How’d they do it? Per the Times: “Cambridge paid to acquire the personal information through an outside researcher who, Facebook says, claimed to be collecting it for academic purposes.”
Said researcher is — wait for it — a Russian-American!!
And how did we learn all this? Did Facebook conduct an internal inquiry into how the platform may have been inappropriately or illegally used to influence the 2016 election? Since we already know that it was?
Haha: I’m joking, of course.
The Times said Facebook “downplayed the scope of the leak” as its reporters pressed for answers. And when the social media giant actually checked — suddenly they were really alarmed! (There are also lots of other questions: Why would Facebook release this to an academic anyway? Wouldn’t an academic who could pay for that kind of scaled information raise alarm bells?)
“This was a scam — and a fraud,” Paul Grewal, Facebook’s vice president and deputy general counsel, said in a statement to the Times, adding that they’d suspended both Cambridge Analytica and the researcher, Aleksandr Kogan.
In the words of Russian spyspeak, Zuckerberg now counts — like our president — as a “useful idiot.” He has contributed, and apparently continues to contribute, to the corruption of our democratic process. The Times reports that Cambridge Analytica still has “most or all” of the data.
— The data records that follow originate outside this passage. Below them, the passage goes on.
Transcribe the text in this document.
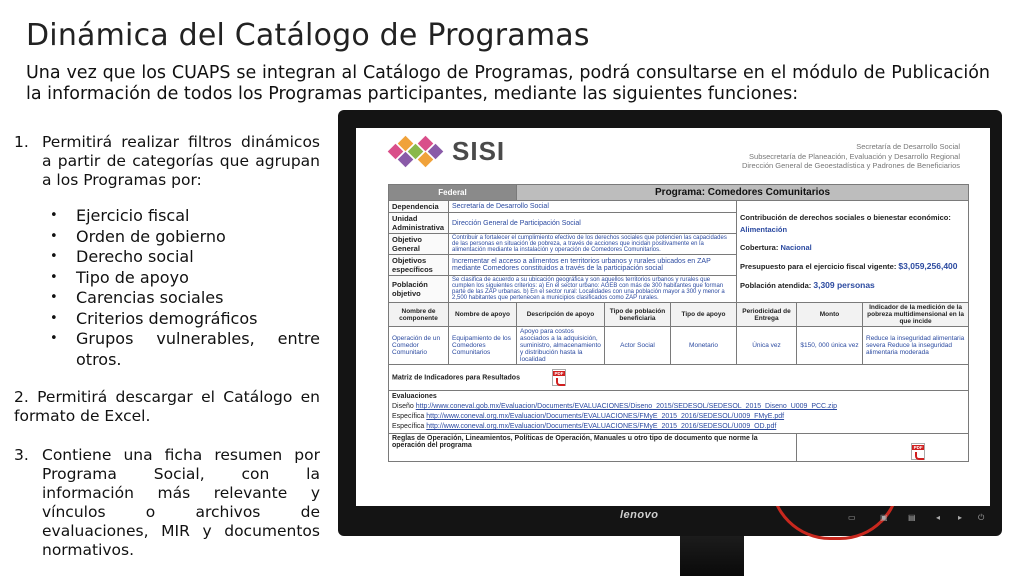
Dinámica del Catálogo de Programas
Una vez que los CUAPS se integran al Catálogo de Programas, podrá consultarse en el módulo de Publicación la información de todos los Programas participantes, mediante las siguientes funciones:
1. Permitirá realizar filtros dinámicos a partir de categorías que agrupan a los Programas por:
•	Ejercicio fiscal
•	Orden de gobierno
•	Derecho social
•	Tipo de apoyo
•	Carencias sociales
•	Criterios demográficos
•	Grupos vulnerables, entre otros.
2. Permitirá descargar el Catálogo en formato de Excel.
3. Contiene una ficha resumen por Programa Social, con la información más relevante y vínculos o archivos de evaluaciones, MIR y documentos normativos.
lenovo	▭	▣	▤	◂	▸	⏻
SISI	Secretaría de Desarrollo Social
Subsecretaría de Planeación, Evaluación y Desarrollo Regional
Dirección General de Geoestadística y Padrones de Beneficiarios
Federal		Programa: Comedores Comunitarios					
Dependencia	Secretaría de Desarrollo Social				Contribución de derechos sociales o bienestar económico: Alimentación
Cobertura: Nacional
Presupuesto para el ejercicio fiscal vigente: $3,059,256,400
Población atendida: 3,309 personas		

Unidad Administrativa	Dirección General de Participación Social						
Objetivo General	Contribuir a fortalecer el cumplimiento efectivo de los derechos sociales que potencien las capacidades de las personas en situación de pobreza, a través de acciones que incidan positivamente en la alimentación mediante la instalación y operación de Comedores Comunitarios.						
Objetivos específicos	Incrementar el acceso a alimentos en territorios urbanos y rurales ubicados en ZAP mediante Comedores constituidos a través de la participación social						
Población objetivo	Se clasifica de acuerdo a su ubicación geográfica y son aquellos territorios urbanos y rurales que cumplen los siguientes criterios: a) En el sector urbano: AGEB con más de 300 habitantes que forman parte de las ZAP urbanas. b) En el sector rural: Localidades con una población mayor a 300 y menor a 2,500 habitantes que pertenecen a municipios clasificados como ZAP rurales.						
Nombre de componente	Nombre de apoyo	Descripción de apoyo	Tipo de población beneficiaria	Tipo de apoyo	Periodicidad de Entrega	Monto	Indicador de la medición de la pobreza multidimensional en la que incide
Operación de un Comedor Comunitario	Equipamiento de los Comedores Comunitarios	Apoyo para costos asociados a la adquisición, suministro, almacenamiento y distribución hasta la localidad	Actor Social	Monetario	Única vez	$150, 000 única vez	Reduce la inseguridad alimentaria severa Reduce la inseguridad alimentaria moderada
Matriz de Indicadores para Resultados PDF

Evaluaciones
Diseño http://www.coneval.gob.mx/Evaluacion/Documents/EVALUACIONES/Diseno_2015/SEDESOL/SEDESOL_2015_Diseno_U009_PCC.zip
Específica http://www.coneval.org.mx/Evaluacion/Documents/EVALUACIONES/FMyE_2015_2016/SEDESOL/U009_FMyE.pdf
Específica http://www.coneval.org.mx/Evaluacion/Documents/EVALUACIONES/FMyE_2015_2016/SEDESOL/U009_OD.pdf							

Reglas de Operación, Lineamientos, Políticas de Operación, Manuales u otro tipo de documento que norme la operación del programa	PDF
Meanwhile, Facebook rakes in billions of dollars in profit each quarter — $7.3 billion in the last quarter of 2017 — while sucking advertising dollars away from digital media companies that do actual journalism, like Vox and Mic and Buzzfeed.
Do I sound furious? I am.
I’m sure I don’t need to remind anybody that when the government asked Facebook to check on Russian-backed ads during the presidential election, Zuckerberg at first said he didn’t think it was a thing. The notion that fake news on Facebook influenced the election is “a pretty crazy idea,” he said in November 2016. (No, really: Watch the video.)
Then Facebook checked and found that hundreds of fake Facebook accounts, probably run from Russia, spent about $100,000 on ads about divisive issues such as gun control and race relations during the 2016 U.S. presidential election. By now we’ve all seen those ads trotted out in Congressional hearing rooms.
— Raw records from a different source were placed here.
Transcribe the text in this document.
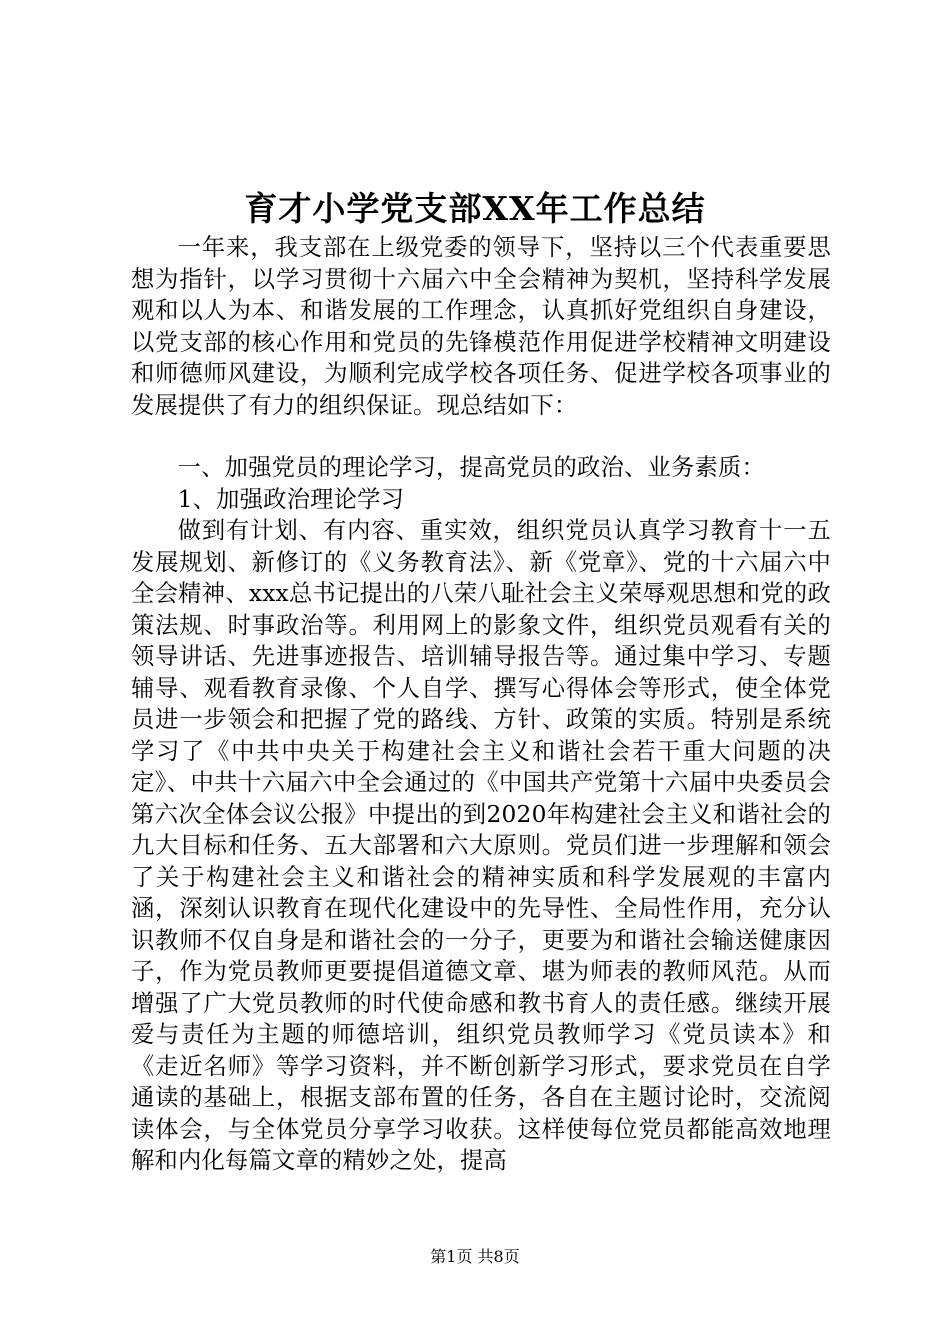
育才小学党支部XX年工作总结

一年来，我支部在上级党委的领导下，坚持以三个代表重要思想为指针，以学习贯彻十六届六中全会精神为契机，坚持科学发展观和以人为本、和谐发展的工作理念，认真抓好党组织自身建设，以党支部的核心作用和党员的先锋模范作用促进学校精神文明建设和师德师风建设，为顺利完成学校各项任务、促进学校各项事业的发展提供了有力的组织保证。现总结如下：

一、加强党员的理论学习，提高党员的政治、业务素质：

1、加强政治理论学习

做到有计划、有内容、重实效，组织党员认真学习教育十一五发展规划、新修订的《义务教育法》、新《党章》、党的十六届六中全会精神、xxx总书记提出的八荣八耻社会主义荣辱观思想和党的政策法规、时事政治等。利用网上的影象文件，组织党员观看有关的领导讲话、先进事迹报告、培训辅导报告等。通过集中学习、专题辅导、观看教育录像、个人自学、撰写心得体会等形式，使全体党员进一步领会和把握了党的路线、方针、政策的实质。特别是系统学习了《中共中央关于构建社会主义和谐社会若干重大问题的决定》、中共十六届六中全会通过的《中国共产党第十六届中央委员会第六次全体会议公报》中提出的到2020年构建社会主义和谐社会的九大目标和任务、五大部署和六大原则。党员们进一步理解和领会了关于构建社会主义和谐社会的精神实质和科学发展观的丰富内涵，深刻认识教育在现代化建设中的先导性、全局性作用，充分认识教师不仅自身是和谐社会的一分子，更要为和谐社会输送健康因子，作为党员教师更要提倡道德文章、堪为师表的教师风范。从而增强了广大党员教师的时代使命感和教书育人的责任感。继续开展爱与责任为主题的师德培训，组织党员教师学习《党员读本》和《走近名师》等学习资料，并不断创新学习形式，要求党员在自学通读的基础上，根据支部布置的任务，各自在主题讨论时，交流阅读体会，与全体党员分享学习收获。这样使每位党员都能高效地理解和内化每篇文章的精妙之处，提高

第1页 共8页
Once again we must thank the Fourth Estate, in this case the New York Times, for digging out information that Facebook would rather not have shared.
Mark Zuckerberg, the Times has exposed you for your naivete and cowardice. We, your users, need to take action — like getting off your platform. Your actions are tepid, late and lacking in credibility.
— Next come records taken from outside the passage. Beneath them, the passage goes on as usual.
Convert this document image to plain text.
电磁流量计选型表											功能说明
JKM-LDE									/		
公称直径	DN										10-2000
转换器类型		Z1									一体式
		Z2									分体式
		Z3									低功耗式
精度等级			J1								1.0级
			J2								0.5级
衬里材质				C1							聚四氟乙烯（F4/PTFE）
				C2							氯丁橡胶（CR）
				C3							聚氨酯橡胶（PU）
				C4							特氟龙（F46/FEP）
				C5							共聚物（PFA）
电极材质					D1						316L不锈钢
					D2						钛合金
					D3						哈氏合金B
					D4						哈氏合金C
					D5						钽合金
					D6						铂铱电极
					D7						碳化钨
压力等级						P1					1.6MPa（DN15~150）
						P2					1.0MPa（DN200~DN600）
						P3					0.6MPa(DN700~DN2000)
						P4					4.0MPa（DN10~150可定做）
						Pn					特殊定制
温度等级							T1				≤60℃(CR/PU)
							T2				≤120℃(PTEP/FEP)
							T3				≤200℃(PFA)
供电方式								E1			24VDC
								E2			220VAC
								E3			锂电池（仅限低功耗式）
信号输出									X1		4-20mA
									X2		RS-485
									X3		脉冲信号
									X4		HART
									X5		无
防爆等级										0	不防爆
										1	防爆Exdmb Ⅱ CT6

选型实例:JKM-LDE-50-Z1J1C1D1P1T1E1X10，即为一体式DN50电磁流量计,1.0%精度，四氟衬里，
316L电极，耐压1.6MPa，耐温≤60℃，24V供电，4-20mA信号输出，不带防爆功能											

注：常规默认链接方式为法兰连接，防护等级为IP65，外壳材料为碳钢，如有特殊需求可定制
Sheryl Sandberg, you know better, what are you doing to fix this?
I’m not a fan of government regulation in general, but we need it here, and now comes word of a U.S. Attorney General investigation. That’s a start. We need our legislators to step in and regulate Facebook. Stick their nose in. Pass rules. Make Facebook accountable, because for the moment, it’s just a wild oligopoly driven by mad growth and madder profit.
Public accountablity becomes harder when our government is paralyzed, divided and utterly broken. And it is that way — in part because of the divisions that foreign actors sowed on Facebook during our election.
Our democracy is precious. It is strong, but it has fault lines that Russia has clearly exploited. The geniuses of Silicon Valley, changing everything in our world, need to get a lot more transparent, a lot more thoughtful and a lot more accountable for what they have wrought.